The Chief Executive Officer of defunct Beige Bank, Mike Nyinaku, has been remanded in police custody for one week.
The remand follows the dismissal of a bail application by his lawyers who assured the court that he will cooperate with the ongoing trial.
Though the application was not opposed by the prosecution, the Judge said his decision was based on the fact that the prosecution said investigations were still ongoing.
Government has vowed to take action against all managers and other individuals who played various roles in the collapse of nine local banks in the country that has cost the country millions of cedis in protecting the funds of depositors.
The Founder and Chief Executive Officer (CEO) of the defunct Beige Bank, Michael Nyinaku, and 12 subsidiaries of the Beige Group, were dragged to court by the receiver of the bank, Nii Amanor Dodoo in June 2019, for the alleged roles they played leading to the collapse of the bank.
Nii Dodoo is seeking to use the court action to retrieve more than GH¢1 billion from Nyinaku and his companies.
The writ, filed at the Accra High Court, accuses the former CEO of breaching his duties as a director of the bank and engaging in unlawful activities which led to massive losses at the Beige Bank.
According to the writ, Nyinaku allegedly supervised and unlawfully instructed the payment of hundreds of millions of Ghana cedis to his cronies and subsidiary companies without due diligence.
Apart from the recovery of various sums of money, the receiver also wants to use the suit to take custody of over 10 landed properties and about 165 cars and equipment which he averred were acquired with funds from the defunct bank.
The properties include a residential building at Trasacco, East Legon, and other properties scattered across Accra and Kumasi in the Ashanti Region.
The plaintiff is further seeking interests on the various sums of money that Nyinaku is allegedly liable for.
Other reliefs include: “An order for a perpetual injunction restraining all the defendants from selling, disposing of and/or dealing with the assets identified by the plaintiffs and any other assets acquired with funds obtained from the second plaintiff (Beige Bank).
“An order directing the defendants to account to plaintiffs all advantages, benefits, gains and profits derived or obtained from or through any transactions with second plaintiff (Beige Bank) funds.”

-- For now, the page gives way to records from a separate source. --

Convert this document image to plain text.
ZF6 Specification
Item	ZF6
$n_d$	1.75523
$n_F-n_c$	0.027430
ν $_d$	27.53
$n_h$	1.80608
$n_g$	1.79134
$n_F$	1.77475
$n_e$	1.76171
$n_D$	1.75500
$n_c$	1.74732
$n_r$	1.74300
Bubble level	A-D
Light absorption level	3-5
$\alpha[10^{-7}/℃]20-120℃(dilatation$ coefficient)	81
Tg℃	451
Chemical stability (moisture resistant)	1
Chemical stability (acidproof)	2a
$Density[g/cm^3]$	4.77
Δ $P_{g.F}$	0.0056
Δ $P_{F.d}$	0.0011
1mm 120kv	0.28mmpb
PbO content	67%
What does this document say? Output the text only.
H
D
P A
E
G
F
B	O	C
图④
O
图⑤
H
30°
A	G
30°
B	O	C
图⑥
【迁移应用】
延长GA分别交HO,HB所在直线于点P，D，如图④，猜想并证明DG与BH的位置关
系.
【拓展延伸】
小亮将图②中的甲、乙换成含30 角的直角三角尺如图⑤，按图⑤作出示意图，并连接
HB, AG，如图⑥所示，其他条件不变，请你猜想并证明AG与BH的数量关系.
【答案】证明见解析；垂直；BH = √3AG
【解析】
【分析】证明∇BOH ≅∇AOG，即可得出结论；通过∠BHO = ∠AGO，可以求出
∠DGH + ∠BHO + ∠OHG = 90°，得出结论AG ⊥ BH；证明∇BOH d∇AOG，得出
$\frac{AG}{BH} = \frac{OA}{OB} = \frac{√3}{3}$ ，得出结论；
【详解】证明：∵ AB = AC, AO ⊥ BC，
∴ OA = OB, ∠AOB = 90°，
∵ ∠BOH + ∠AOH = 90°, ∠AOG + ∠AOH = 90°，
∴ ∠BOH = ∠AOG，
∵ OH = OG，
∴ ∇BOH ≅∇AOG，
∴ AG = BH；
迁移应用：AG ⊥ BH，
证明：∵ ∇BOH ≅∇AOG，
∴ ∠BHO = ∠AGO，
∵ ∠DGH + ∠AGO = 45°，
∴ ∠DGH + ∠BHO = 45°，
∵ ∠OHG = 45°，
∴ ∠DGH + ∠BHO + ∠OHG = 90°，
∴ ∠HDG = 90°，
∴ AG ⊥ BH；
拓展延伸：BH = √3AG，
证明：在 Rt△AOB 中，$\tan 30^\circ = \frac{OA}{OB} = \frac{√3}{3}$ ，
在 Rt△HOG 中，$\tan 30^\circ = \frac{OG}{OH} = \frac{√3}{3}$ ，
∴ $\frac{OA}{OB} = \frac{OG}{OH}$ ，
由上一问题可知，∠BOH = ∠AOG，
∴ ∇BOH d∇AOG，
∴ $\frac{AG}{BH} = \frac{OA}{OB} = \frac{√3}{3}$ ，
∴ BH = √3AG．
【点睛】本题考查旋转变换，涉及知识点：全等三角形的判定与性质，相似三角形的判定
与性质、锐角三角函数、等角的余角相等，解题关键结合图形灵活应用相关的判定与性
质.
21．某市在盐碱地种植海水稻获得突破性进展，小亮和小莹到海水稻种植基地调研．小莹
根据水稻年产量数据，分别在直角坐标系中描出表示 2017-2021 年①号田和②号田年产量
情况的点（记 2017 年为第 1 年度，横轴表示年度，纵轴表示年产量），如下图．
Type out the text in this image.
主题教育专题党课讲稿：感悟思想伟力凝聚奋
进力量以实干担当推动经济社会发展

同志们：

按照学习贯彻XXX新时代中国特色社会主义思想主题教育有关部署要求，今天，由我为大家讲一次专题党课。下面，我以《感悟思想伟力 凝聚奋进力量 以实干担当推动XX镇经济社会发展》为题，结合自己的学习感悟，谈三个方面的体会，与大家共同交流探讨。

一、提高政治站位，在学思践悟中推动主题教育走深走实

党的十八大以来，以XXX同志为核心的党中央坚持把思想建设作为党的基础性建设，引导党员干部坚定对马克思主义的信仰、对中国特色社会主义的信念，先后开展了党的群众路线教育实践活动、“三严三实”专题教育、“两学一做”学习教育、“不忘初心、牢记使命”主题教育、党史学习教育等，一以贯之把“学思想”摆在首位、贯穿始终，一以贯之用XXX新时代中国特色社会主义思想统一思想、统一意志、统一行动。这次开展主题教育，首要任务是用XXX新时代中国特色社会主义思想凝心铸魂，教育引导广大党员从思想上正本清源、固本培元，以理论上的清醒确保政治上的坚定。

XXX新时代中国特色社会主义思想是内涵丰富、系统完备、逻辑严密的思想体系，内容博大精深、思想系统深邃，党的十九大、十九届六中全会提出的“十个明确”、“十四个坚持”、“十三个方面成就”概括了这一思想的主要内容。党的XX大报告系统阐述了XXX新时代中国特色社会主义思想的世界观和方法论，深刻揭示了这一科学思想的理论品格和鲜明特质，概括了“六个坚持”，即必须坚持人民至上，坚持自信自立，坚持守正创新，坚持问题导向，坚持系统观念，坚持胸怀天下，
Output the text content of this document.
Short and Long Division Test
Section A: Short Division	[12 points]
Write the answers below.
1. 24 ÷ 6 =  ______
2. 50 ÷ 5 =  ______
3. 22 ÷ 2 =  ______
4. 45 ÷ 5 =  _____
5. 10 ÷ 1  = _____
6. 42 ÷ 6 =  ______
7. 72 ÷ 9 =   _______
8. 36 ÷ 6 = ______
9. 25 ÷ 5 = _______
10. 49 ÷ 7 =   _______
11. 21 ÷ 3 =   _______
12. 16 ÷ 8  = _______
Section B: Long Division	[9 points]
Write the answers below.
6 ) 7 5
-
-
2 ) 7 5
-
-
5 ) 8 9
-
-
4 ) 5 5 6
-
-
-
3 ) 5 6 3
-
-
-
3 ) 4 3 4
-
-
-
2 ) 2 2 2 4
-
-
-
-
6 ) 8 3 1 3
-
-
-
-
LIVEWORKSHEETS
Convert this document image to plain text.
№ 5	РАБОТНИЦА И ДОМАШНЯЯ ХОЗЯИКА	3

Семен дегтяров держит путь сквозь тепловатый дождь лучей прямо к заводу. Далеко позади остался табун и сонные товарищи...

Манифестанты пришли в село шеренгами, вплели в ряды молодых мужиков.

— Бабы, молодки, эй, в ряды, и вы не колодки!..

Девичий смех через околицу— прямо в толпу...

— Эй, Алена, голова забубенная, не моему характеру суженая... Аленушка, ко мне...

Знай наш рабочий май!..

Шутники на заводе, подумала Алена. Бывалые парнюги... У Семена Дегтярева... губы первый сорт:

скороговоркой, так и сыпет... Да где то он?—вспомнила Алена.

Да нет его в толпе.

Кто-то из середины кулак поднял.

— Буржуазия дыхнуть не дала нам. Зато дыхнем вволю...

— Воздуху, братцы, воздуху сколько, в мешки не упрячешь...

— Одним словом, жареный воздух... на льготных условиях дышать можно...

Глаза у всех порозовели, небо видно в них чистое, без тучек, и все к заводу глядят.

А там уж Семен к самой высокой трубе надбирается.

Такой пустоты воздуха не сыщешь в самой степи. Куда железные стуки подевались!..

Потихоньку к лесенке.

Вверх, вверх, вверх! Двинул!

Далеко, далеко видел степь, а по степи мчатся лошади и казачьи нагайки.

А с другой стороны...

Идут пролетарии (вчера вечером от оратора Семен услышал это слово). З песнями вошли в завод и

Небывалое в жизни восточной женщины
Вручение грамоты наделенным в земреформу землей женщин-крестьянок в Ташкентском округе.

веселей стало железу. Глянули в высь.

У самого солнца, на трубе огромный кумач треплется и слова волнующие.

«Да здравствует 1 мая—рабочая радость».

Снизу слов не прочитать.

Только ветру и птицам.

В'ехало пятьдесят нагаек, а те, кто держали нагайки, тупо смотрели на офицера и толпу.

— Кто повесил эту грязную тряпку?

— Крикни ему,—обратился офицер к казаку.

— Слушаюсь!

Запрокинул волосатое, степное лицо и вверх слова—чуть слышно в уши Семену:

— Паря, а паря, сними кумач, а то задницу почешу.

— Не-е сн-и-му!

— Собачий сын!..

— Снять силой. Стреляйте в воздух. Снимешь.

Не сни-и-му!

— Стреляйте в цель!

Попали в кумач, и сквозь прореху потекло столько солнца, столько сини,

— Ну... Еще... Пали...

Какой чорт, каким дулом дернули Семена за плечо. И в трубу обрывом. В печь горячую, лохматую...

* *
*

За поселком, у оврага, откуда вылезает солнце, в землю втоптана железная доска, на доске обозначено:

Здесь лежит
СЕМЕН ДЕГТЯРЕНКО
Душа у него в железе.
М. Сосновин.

The writ was filed by counsel for the receiver, Mr Ace Ankomah, on June 20, 2019.
Particulars of alleged breaches
The plaintiff accused Nyinaku of breaching his fiduciary duties as a director of Beige Bank and engaging in various unlawful actions.
Some of the alleged breaches against Nyinaku are hiding behind the corporate veil of Beige Bank to “illegally gain access and siphon the funds of Beige Bank for his personal benefit” and failure to exercise due diligence in the approval of loans.
Others include “conflict of duty and conflict of interest by failing or refusing to disclose his interest in the other 12 subsidiaries, refusal to obtain approval from the board of directors in advancing loans to those subsidiaries.
“Failure to act as a faithful, diligent and careful director in transactions for or on behalf of Beige Bank, resulting in the bank going into receivership”.
Revocation of licence
In August 2018, the Bank of Ghana (BoG) revoked the licences of Beige Bank Limited and four other indigenous banks and put them together as the Consolidated Bank Ghana Limited.
The four other banks were uniBank Ghana Limited, Royal Bank Limited, Sovereign Bank Limited and Construction Bank Limited.
The BoG explained that the Beige Bank “persistently breached the cash reserve requirement (CRR) of 10 per cent (CRR as of 23 July, 2018 was 1.97%) since the beginning of January 2018”.
It further said the quality of the bank’s loan portfolio had seriously deteriorated, resulting in a non-performing loans (NPL) ratio of 72.80 per cent.
“The bank’s Capital Adequacy Ratio (CAR) was assessed to be negative 17.18 per cent, as against the regulatory minimum of 10 per cent, thereby recording a capital deficit of GH¢159,162,557.64 and rendering the bank insolvent,” it added.